Mr Bungle's fantastic opus. I'm sure I don't really need to introduce these guys but apparently I'm going to anyway.
Mr Bungle were sort of retroactively brought into the limelight after vocalist Mike Patton got the gig with Faith No More (after FNM guitarist Jim Martin heard Patton's vocal work on the Bungle demos no less). Although throughout their time together, Bungle had a few varying lineups, constant members Trey Spruance (guitar) and Trevor Dunn (bass) are amongst the names you'd probably recognise for their continued work in the alternative/jazz/world music/rock/metal/genre-hopping madness...uh, scene?
Speaking of their genre-hopping ways, this album is a lot less freeform than predecessor Disco Volante, and as such is many peoples' favourite Bungle album. Although the wildly varied influences are still present, they are much more reined in and integrated in the song structures, as opposed to Volante's tendency to erratically switch between them several times in one song. Impressive, but a bit too much for the casual listener, whereas in all honesty, you could probably play this album to your elderly white haired mother. Well, maybe.

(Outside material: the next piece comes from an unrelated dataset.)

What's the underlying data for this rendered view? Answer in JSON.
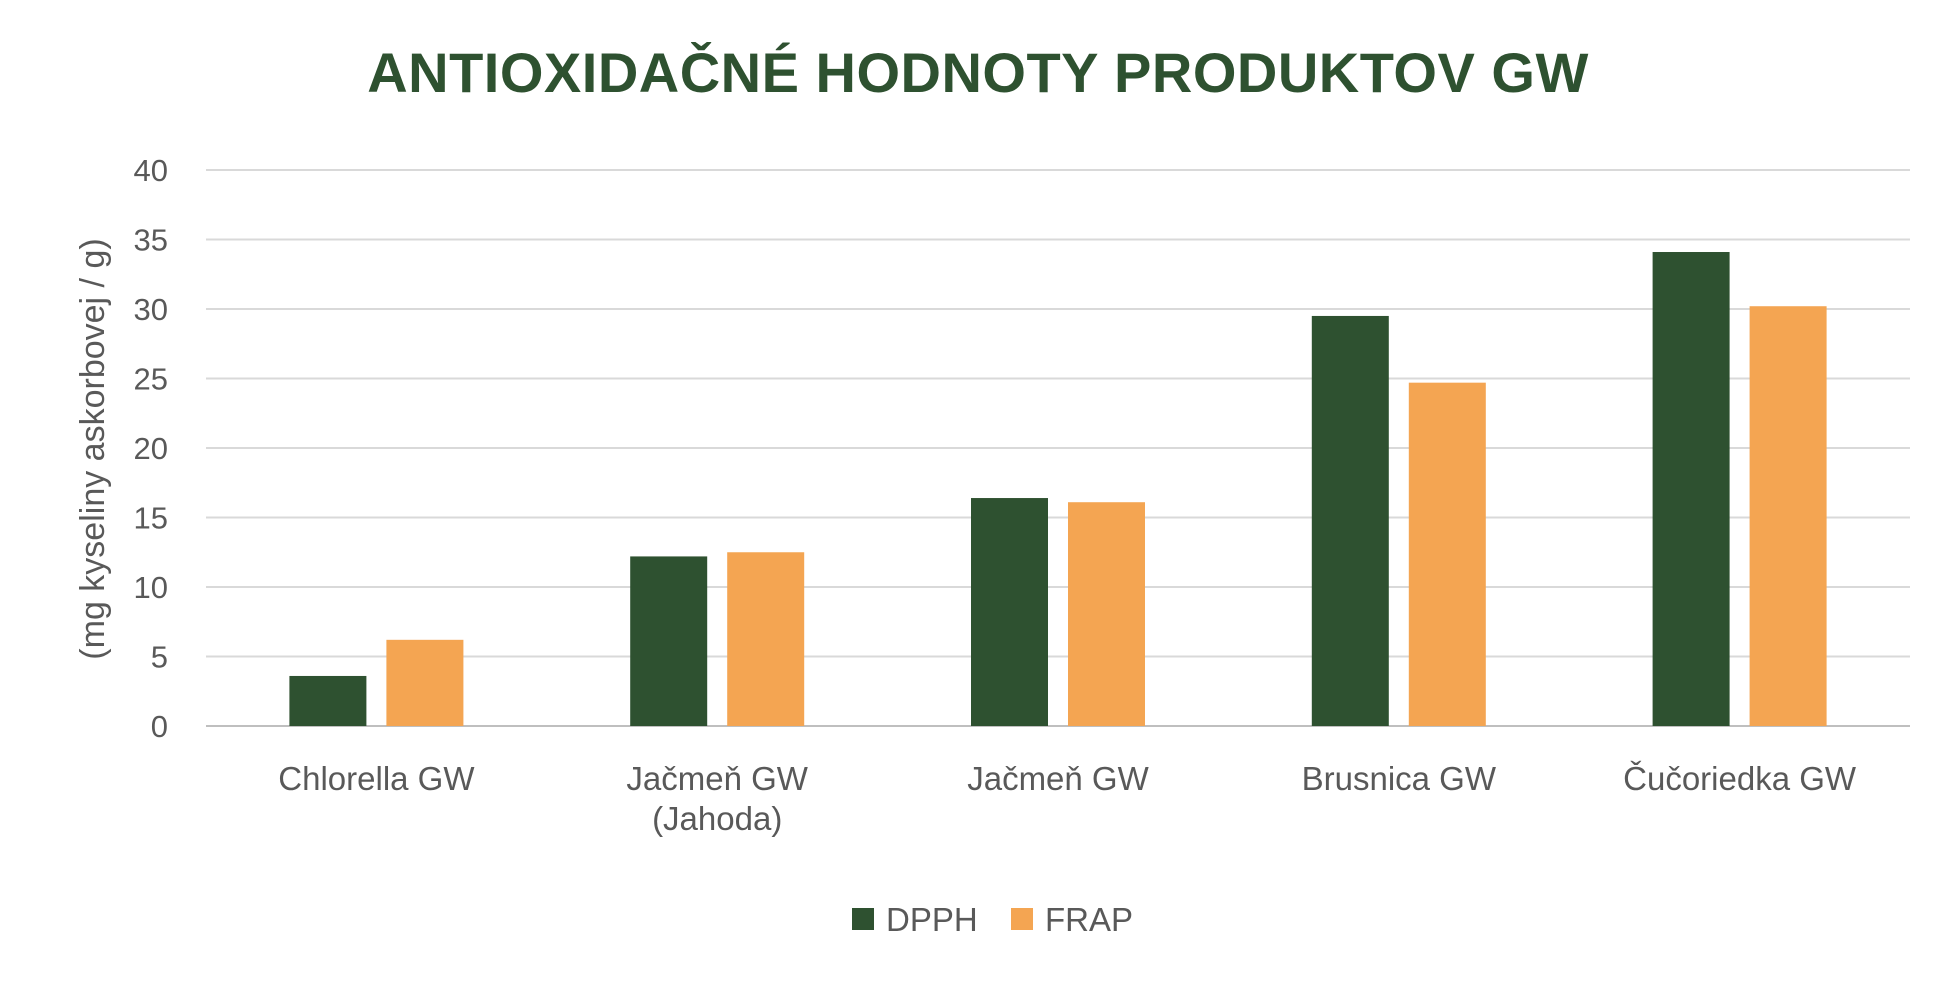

The album is titled as such due to some beef with the Red Hot Chili Peppers (whose album Californication came out in 1999, the same year) due to Anthony Kiedis supposedly demanding Bungle be removed from several European festival lineups or he would take his band-shaped ball home back to LA and probably just have sex with some heroin or whatever. Turns out this childish move was due to the fact that he believed Bungle had ripped off the Chilis, despite actually running rings around them in terms of musical ability and composition. Compare your favourite RHCP song to 'Goodbye Sober Day' and try to come up with a valid reason why Patton and co shouldn't have got Kiedis' junkie ass dropped from festival season instead.